UC Berkeley restricts access to 20,000 videos on public online lecture database

Now, you will have nothing to fall back on when you miss a lecture

The University of California at Berkeley has an online public database of lecture videos on topics ranging from computer science to climate change to public health, but instead of continuing to provide these resources, the university has decided to cut funding and restrict access to these materials.

Thus, students who relied on Berkeley’s YouTube channel to fill them in on what they missed at their last lecture, or non-students just trying to learn a new skill will experience a huge loss.

Now, why would the university decide to make such a cut?
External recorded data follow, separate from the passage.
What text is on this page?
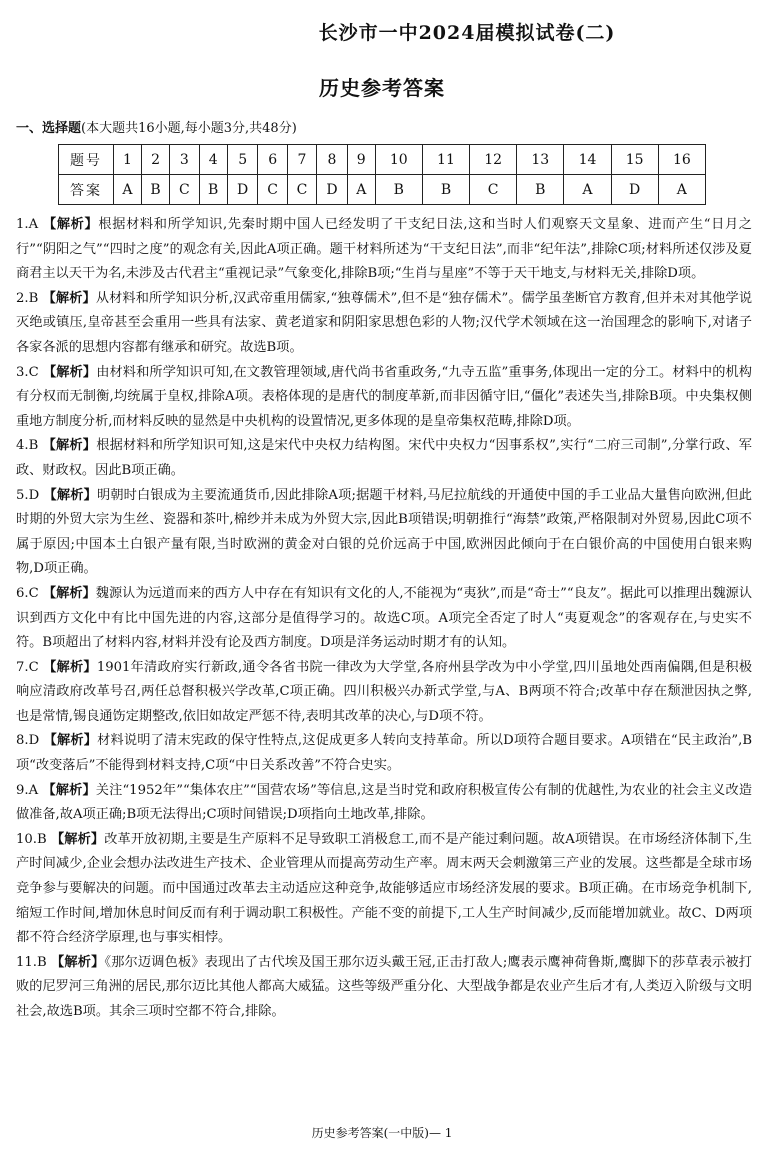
长沙市一中2024届模拟试卷(二)
历史参考答案
一、选择题(本大题共16小题,每小题3分,共48分)
题号	1	2	3	4	5	6	7	8	9	10	11	12	13	14	15	16
答案	A	B	C	B	D	C	C	D	A	B	B	C	B	A	D	A

1.A 【解析】根据材料和所学知识,先秦时期中国人已经发明了干支纪日法,这和当时人们观察天文星象、进而产生“日月之行”“阴阳之气”“四时之度”的观念有关,因此A项正确。题干材料所述为“干支纪日法”,而非“纪年法”,排除C项;材料所述仅涉及夏商君主以天干为名,未涉及古代君主“重视记录”气象变化,排除B项;“生肖与星座”不等于天干地支,与材料无关,排除D项。

2.B 【解析】从材料和所学知识分析,汉武帝重用儒家,“独尊儒术”,但不是“独存儒术”。儒学虽垄断官方教育,但并未对其他学说灭绝或镇压,皇帝甚至会重用一些具有法家、黄老道家和阴阳家思想色彩的人物;汉代学术领域在这一治国理念的影响下,对诸子各家各派的思想内容都有继承和研究。故选B项。

3.C 【解析】由材料和所学知识可知,在文教管理领域,唐代尚书省重政务,“九寺五监”重事务,体现出一定的分工。材料中的机构有分权而无制衡,均统属于皇权,排除A项。表格体现的是唐代的制度革新,而非因循守旧,“僵化”表述失当,排除B项。中央集权侧重地方制度分析,而材料反映的显然是中央机构的设置情况,更多体现的是皇帝集权范畴,排除D项。

4.B 【解析】根据材料和所学知识可知,这是宋代中央权力结构图。宋代中央权力“因事系权”,实行“二府三司制”,分掌行政、军政、财政权。因此B项正确。

5.D 【解析】明朝时白银成为主要流通货币,因此排除A项;据题干材料,马尼拉航线的开通使中国的手工业品大量售向欧洲,但此时期的外贸大宗为生丝、瓷器和茶叶,棉纱并未成为外贸大宗,因此B项错误;明朝推行“海禁”政策,严格限制对外贸易,因此C项不属于原因;中国本土白银产量有限,当时欧洲的黄金对白银的兑价远高于中国,欧洲因此倾向于在白银价高的中国使用白银来购物,D项正确。

6.C 【解析】魏源认为远道而来的西方人中存在有知识有文化的人,不能视为“夷狄”,而是“奇士”“良友”。据此可以推理出魏源认识到西方文化中有比中国先进的内容,这部分是值得学习的。故选C项。A项完全否定了时人“夷夏观念”的客观存在,与史实不符。B项超出了材料内容,材料并没有论及西方制度。D项是洋务运动时期才有的认知。

7.C 【解析】1901年清政府实行新政,通令各省书院一律改为大学堂,各府州县学改为中小学堂,四川虽地处西南偏隅,但是积极响应清政府改革号召,两任总督积极兴学改革,C项正确。四川积极兴办新式学堂,与A、B两项不符合;改革中存在颓泄因执之弊,也是常情,锡良通饬定期整改,依旧如故定严惩不待,表明其改革的决心,与D项不符。

8.D 【解析】材料说明了清末宪政的保守性特点,这促成更多人转向支持革命。所以D项符合题目要求。A项错在“民主政治”,B项“改变落后”不能得到材料支持,C项“中日关系改善”不符合史实。

9.A 【解析】关注“1952年”“集体农庄”“国营农场”等信息,这是当时党和政府积极宣传公有制的优越性,为农业的社会主义改造做准备,故A项正确;B项无法得出;C项时间错误;D项指向土地改革,排除。

10.B 【解析】改革开放初期,主要是生产原料不足导致职工消极怠工,而不是产能过剩问题。故A项错误。在市场经济体制下,生产时间减少,企业会想办法改进生产技术、企业管理从而提高劳动生产率。周末两天会刺激第三产业的发展。这些都是全球市场竞争参与要解决的问题。而中国通过改革去主动适应这种竞争,故能够适应市场经济发展的要求。B项正确。在市场竞争机制下,缩短工作时间,增加休息时间反而有利于调动职工积极性。产能不变的前提下,工人生产时间减少,反而能增加就业。故C、D两项都不符合经济学原理,也与事实相悖。

11.B 【解析】《那尔迈调色板》表现出了古代埃及国王那尔迈头戴王冠,正击打敌人;鹰表示鹰神荷鲁斯,鹰脚下的莎草表示被打败的尼罗河三角洲的居民,那尔迈比其他人都高大威猛。这些等级严重分化、大型战争都是农业产生后才有,人类迈入阶级与文明社会,故选B项。其余三项时空都不符合,排除。

历史参考答案(一中版)— 1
The answer comes from a Department of Justice decision last year that the online resources provided by institutions of higher education is in direct violation of the Americans with Disabilities Act. They recognized that students who are blind, deaf, or otherwise sight or hearing impaired, cannot enjoy the benefits that online lectures offer. The university’s course of action followed in an attempt to address the concerns that this federal review brought forth.

Because the federal review found that some videos lacked automated captions or had low color contrast, the university decided that it would be too resource-intensive to caption everything and opted to just take down everything.

Similar issues with lack of accessibility arose at Harvard and MIT, who faced lawsuit. The lawyer who represented the National Association for the Deaf in the lawsuit was himself from Oakland, California and remarked that a change in the policies of Harvard and MIT could impact other university’s policies, as we see in the case of UC Berkeley.

On March 1, Cathy Koshland, UC Berkeley vice chancellor for undergraduate education, sent out a campus message explaining the shift. Among the reasons she cited were: “This move will also partially address recent findings by the Department of Justice which suggests that the YouTube and iTunes content meet higher accessibility standards as a condition of remaining publicly available. Finally, moving our content behind authentication allows us to better protect instructor intellectual property from ‘pirates’ who have reused content for personal profit without consent.”

Thus, the federal review wasn’t the sole reason for the shift, as reducing internet piracy was also a factor.

Nevertheless, thousands will be affected by this policy, and much of the public knowledge in the form of experiment demonstrations and PowerPoint presentations from some of the world’s best instructors will be lost.